To further explore the effect of ANKRD49 on the migration of NSCLC cells, ANKRD49-OE or LV5 H1299 cells and ANKRD49-sh or LV3 H1703 cells were injected intravenously into the tail of nude mice and maintained for 4 weeks. The results appeared that ANKRD49-OE enhanced the incidence of lung metastasis and the number of metastatic foci (Fig. 8A, B). Downregulation of ANKRD49 substantially reduced the incidence of lung metastasis and number of metastatic foci (Fig. 9A, B). Images of the mouse lungs are shown in Supplementary Fig. S5. HE staining also illustrated that more tumor cells appeared in perivascular and peribronchial regions in lung tissues from mice injected with ANKRD49-OE H1299 cells than in control mice (Fig. 8C). Nevertheless, the distribution of tumor cells in the lung tissues of mice injected with ANKRD49-sh or LV3 showed the opposite trend (Fig. 9C).

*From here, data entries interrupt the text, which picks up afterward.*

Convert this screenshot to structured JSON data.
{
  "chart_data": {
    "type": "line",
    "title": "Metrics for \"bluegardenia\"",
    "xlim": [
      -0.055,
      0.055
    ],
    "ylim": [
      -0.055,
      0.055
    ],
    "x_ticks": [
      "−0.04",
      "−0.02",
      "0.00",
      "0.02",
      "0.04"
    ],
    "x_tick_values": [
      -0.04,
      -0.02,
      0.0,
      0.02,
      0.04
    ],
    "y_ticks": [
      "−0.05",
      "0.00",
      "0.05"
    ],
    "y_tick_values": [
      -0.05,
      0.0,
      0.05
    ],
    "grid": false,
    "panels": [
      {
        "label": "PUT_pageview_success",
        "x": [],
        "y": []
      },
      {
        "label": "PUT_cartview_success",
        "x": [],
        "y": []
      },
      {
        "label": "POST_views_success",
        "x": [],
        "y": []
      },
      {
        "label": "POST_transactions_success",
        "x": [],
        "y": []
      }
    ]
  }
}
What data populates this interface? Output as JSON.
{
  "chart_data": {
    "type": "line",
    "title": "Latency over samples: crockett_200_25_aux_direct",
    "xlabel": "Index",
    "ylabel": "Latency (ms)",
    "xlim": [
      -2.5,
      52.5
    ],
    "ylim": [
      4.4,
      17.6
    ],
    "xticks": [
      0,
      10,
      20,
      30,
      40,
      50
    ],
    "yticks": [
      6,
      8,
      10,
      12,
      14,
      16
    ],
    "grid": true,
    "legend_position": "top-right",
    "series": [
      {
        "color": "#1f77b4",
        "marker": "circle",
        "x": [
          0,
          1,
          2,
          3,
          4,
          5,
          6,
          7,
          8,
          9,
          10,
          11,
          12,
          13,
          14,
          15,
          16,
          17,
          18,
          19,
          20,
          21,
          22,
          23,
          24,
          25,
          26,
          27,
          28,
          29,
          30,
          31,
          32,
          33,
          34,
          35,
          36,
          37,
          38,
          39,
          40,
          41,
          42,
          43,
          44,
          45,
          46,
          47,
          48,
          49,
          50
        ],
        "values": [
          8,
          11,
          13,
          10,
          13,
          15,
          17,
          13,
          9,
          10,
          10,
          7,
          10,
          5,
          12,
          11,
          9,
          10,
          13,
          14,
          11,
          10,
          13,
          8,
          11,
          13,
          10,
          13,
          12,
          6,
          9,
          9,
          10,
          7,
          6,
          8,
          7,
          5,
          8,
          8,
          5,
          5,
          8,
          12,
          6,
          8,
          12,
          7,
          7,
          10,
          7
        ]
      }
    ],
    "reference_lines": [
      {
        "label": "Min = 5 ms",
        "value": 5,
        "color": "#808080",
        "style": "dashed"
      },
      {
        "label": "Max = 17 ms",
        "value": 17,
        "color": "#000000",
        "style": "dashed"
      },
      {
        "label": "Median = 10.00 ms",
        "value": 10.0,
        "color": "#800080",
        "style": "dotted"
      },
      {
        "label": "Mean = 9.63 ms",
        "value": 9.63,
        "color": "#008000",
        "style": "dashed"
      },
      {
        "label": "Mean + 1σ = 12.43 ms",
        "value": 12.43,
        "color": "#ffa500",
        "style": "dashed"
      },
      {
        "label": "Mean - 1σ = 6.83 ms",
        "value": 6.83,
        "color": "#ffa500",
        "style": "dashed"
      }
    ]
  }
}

NAPSA and NKX2-1 are markers for LUAD [26‐28], whereas p63 is a marker for LUSC [29]. Immunohistochemical staining illustrated that the distribution of ANKRD49-positive cells as well as NAPSA-positive, NKX2-1-positive, or p63-positive cells was consistent with the results of HE staining (Figs. 8D and 9D). In addition, immunohistochemical staining showed that the levels of ANKRD49, MMP-2, MMP-9, p-JNK, p-c-Jun, and p-ATF2 were elevated in lung tissues from mice injected with ANKRD49-OE H1299 cells (Fig. 8E-G), whereas their levels were decreased in lung tissues of mice injected with ANKRD49-sh H1703 cells (Fig. 9E-G), compared to control mice. Correlation analysis displayed that the metastatic rates of the tumor cells were positively correlated with the expression of ANKRD49, MMP-2, MMP-9, p-JNK, p-c-Jun or p-ATF2 (Supplementary Fig. S6). In addition, MMP-2, MMP-9, p-JNK, p-ATF2, and p-c-Jun levels were positively correlated with the levels of ANKRD49 (Supplementary Fig. S7). In summary, ANKRD49 accelerated the invasion and metastasis of NSCLC cells via JNK-mediated transcription activation of c-Jun and ATF2 which regulated the expression of MMP-2/MMP-9.